First of all, systems such as PageRank do not settle the subjective issue of quality. The idea is of course that the more people link to a site, the more people like it. In the eyes of Google, which mentions the “democratic nature of the web”, they give a vote. Google says “Important, high-quality sites receive” higher PR. Important, maybe. But high-quality? This vote given by a net citizen is not intentional as such, because not everybody linking to something is praising it. Instead of a positive vote, one might want to give a negative one.

Negative Reviews Increase Publicity

Take this simple constructed example. Site has a form where you can put in your address. Instead of toys however, the kids will get little dangerous chemistry sets, and many of them blow up their pet hamster. A big discussion evolves online, especially in the blogologue of the highly linked, up-to-date world of online journals. People are raving mad, and everyone links to this site.

What happens now? Naturally, the site’s ranking, if based solely on links and relevant keywords, is boosted. Because everyone is linking to it. And everyone is talking about “free toys” at the same time. And everyone else not knowledgeable about all those politics, simply entering “free toys” into a search engine, will suddenly be presented with the worst site of all.

There are a number of other factors to determine ranking, and more common toy manufactures would certainly still be in better spots than this imagined chemistry set producer.
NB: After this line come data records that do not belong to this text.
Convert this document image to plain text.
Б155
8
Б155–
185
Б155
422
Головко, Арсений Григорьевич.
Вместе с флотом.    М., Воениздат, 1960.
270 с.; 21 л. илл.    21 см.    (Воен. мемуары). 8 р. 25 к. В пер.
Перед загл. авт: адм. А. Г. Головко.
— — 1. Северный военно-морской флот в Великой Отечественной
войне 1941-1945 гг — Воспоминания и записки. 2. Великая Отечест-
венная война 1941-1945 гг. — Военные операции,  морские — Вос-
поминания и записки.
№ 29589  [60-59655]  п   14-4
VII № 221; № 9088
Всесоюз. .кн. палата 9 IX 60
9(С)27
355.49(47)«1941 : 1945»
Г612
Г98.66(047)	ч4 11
However, this example should have pointed out the inherent problem of misusing votes of the certainly democratic web as entirely positive ones.

Tour Guides Should Know Better

[Stop] [Walk] [Don’t Walk] [One Way]

To the example, we add a metaphor. Imagine a tourist arriving in a strange city. He’s following the most popular tour guide.
Being cautious, he asks the tour guide how he determines what is relevant in the tour to see for tourists.
And the tour guide replies: “I just follow big flashy signs. If a sign is put up in front of an alley, I will bring you near it, because obviously this place must be important.”
The guide would probably not have a reply if the tourist would ask, “What about signs like ’Mind the Dog’, ’Dead End’, ’Please Don’t Enter’, or ’No Tourists Allowed’? How do you know what is relevant to me and where I want to go?”.

What is Relevant?

What determines page relevancy, based on a certain search query?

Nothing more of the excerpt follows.